Spring and local JMS transactions
Posted by danielmeyer on July 1, 2008
Here’s some stuff about how you apparently* use Spring with local JMS transactions enabled.
Sending messages
For sending messages, it looks like you’d just call setSessionTransacted(true) on the jmsTemplate instance. Seems simple enough.
Receiving messages
To enable local JMS transactions on the receiving end, looks like you just call setSessionTransacted(true) on the DefaultMessageListenerContainer. So I guess you’d have something like this in your Spring beans file:
<bean id="myListenerContainer" class="org.springframework.jms.listener.DefaultMessageListenerContainer">
<property name="concurrentConsumers" value="${consumerThreadCount}" />
<property name="connectionFactory" ref="jmsConnectionFactory" />
<property name="destination" ref="myQueue" />
<property name="messageListener" ref="myQueueListener" />
<property name="sessionTransacted" value="true" />
</bean>
Hey, look, that’s just what the example in the Spring manual JMS chapter’s section on Transactions shows!
Managed vs.

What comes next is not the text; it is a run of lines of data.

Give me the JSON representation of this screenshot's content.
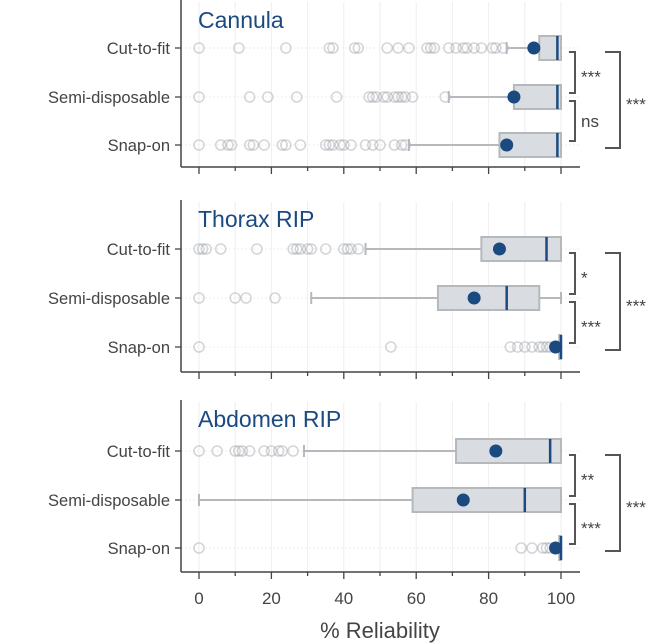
{
  "chart_data": {
    "type": "box",
    "xlabel": "% Reliability",
    "xlim": [
      -5,
      105
    ],
    "xticks": [
      "0",
      "20",
      "40",
      "60",
      "80",
      "100"
    ],
    "xtick_values": [
      0,
      20,
      40,
      60,
      80,
      100
    ],
    "categories": [
      "Cut-to-fit",
      "Semi-disposable",
      "Snap-on"
    ],
    "colors": {
      "mean": "#1a4a80",
      "median": "#1a4a80",
      "box": "#d9dce0",
      "box_edge": "#b5b8bc",
      "bracket": "#555555"
    },
    "panels": [
      {
        "title": "Cannula",
        "boxes": [
          {
            "category": "Cut-to-fit",
            "whislo": 85,
            "q1": 94,
            "median": 99,
            "q3": 100,
            "whishi": 100,
            "mean": 92.5,
            "outliers": [
              0,
              11,
              24,
              36,
              37,
              43,
              44,
              52,
              55,
              58,
              63,
              64,
              65,
              69,
              71,
              73,
              74,
              76,
              78,
              81,
              82,
              84
            ]
          },
          {
            "category": "Semi-disposable",
            "whislo": 69,
            "q1": 87,
            "median": 99,
            "q3": 100,
            "whishi": 100,
            "mean": 87,
            "outliers": [
              0,
              14,
              19,
              27,
              38,
              47,
              48,
              49,
              51,
              52,
              54,
              55,
              56,
              57,
              59,
              68
            ]
          },
          {
            "category": "Snap-on",
            "whislo": 58,
            "q1": 83,
            "median": 99,
            "q3": 100,
            "whishi": 100,
            "mean": 85,
            "outliers": [
              0,
              6,
              8,
              9,
              14,
              15,
              18,
              23,
              24,
              28,
              35,
              36,
              37,
              39,
              40,
              42,
              46,
              48,
              50,
              54,
              56,
              57
            ]
          }
        ],
        "comparisons": [
          {
            "pair": [
              0,
              1
            ],
            "label": "***"
          },
          {
            "pair": [
              1,
              2
            ],
            "label": "ns"
          },
          {
            "pair": [
              0,
              2
            ],
            "label": "***"
          }
        ]
      },
      {
        "title": "Thorax RIP",
        "boxes": [
          {
            "category": "Cut-to-fit",
            "whislo": 46,
            "q1": 78,
            "median": 96,
            "q3": 100,
            "whishi": 100,
            "mean": 83,
            "outliers": [
              0,
              1,
              2,
              6,
              16,
              26,
              27,
              28,
              30,
              31,
              35,
              40,
              41,
              42,
              44
            ]
          },
          {
            "category": "Semi-disposable",
            "whislo": 31,
            "q1": 66,
            "median": 85,
            "q3": 94,
            "whishi": 100,
            "mean": 76,
            "outliers": [
              0,
              10,
              13,
              21
            ]
          },
          {
            "category": "Snap-on",
            "whislo": 99,
            "q1": 99.5,
            "median": 100,
            "q3": 100,
            "whishi": 100,
            "mean": 98.5,
            "outliers": [
              0,
              53,
              86,
              88,
              90,
              92,
              94,
              95,
              96,
              97
            ]
          }
        ],
        "comparisons": [
          {
            "pair": [
              0,
              1
            ],
            "label": "*"
          },
          {
            "pair": [
              1,
              2
            ],
            "label": "***"
          },
          {
            "pair": [
              0,
              2
            ],
            "label": "***"
          }
        ]
      },
      {
        "title": "Abdomen RIP",
        "boxes": [
          {
            "category": "Cut-to-fit",
            "whislo": 29,
            "q1": 71,
            "median": 97,
            "q3": 100,
            "whishi": 100,
            "mean": 82,
            "outliers": [
              0,
              5,
              10,
              11,
              12,
              14,
              18,
              20,
              22,
              23,
              26
            ]
          },
          {
            "category": "Semi-disposable",
            "whislo": 0,
            "q1": 59,
            "median": 90,
            "q3": 100,
            "whishi": 100,
            "mean": 73,
            "outliers": []
          },
          {
            "category": "Snap-on",
            "whislo": 99,
            "q1": 99.5,
            "median": 100,
            "q3": 100,
            "whishi": 100,
            "mean": 98.5,
            "outliers": [
              0,
              89,
              92,
              95,
              96,
              97
            ]
          }
        ],
        "comparisons": [
          {
            "pair": [
              0,
              1
            ],
            "label": "**"
          },
          {
            "pair": [
              1,
              2
            ],
            "label": "***"
          },
          {
            "pair": [
              0,
              2
            ],
            "label": "***"
          }
        ]
      }
    ]
  }
}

Unmanaged Transactions
There’s another concept here: managed vs. unmanaged transactions. The above example is how you’d enable transactions for an unmanaged session (which I think in Spring means you have not set the transactionManager property on your messagelistenercontainer.) The Spring manual, Section 19.4.5. Processing messages within transactions, speaks to this as well.
Rollbacks
So… how do you rollback
- a message in a transacted but un-transaction-managed JMS session in Spring?
- a message in a transaction-managed JMS session in Spring?
Guess we’ll need a third installment. :)
*I haven’t actually tried any of this, I’m just looking through the Spring manual.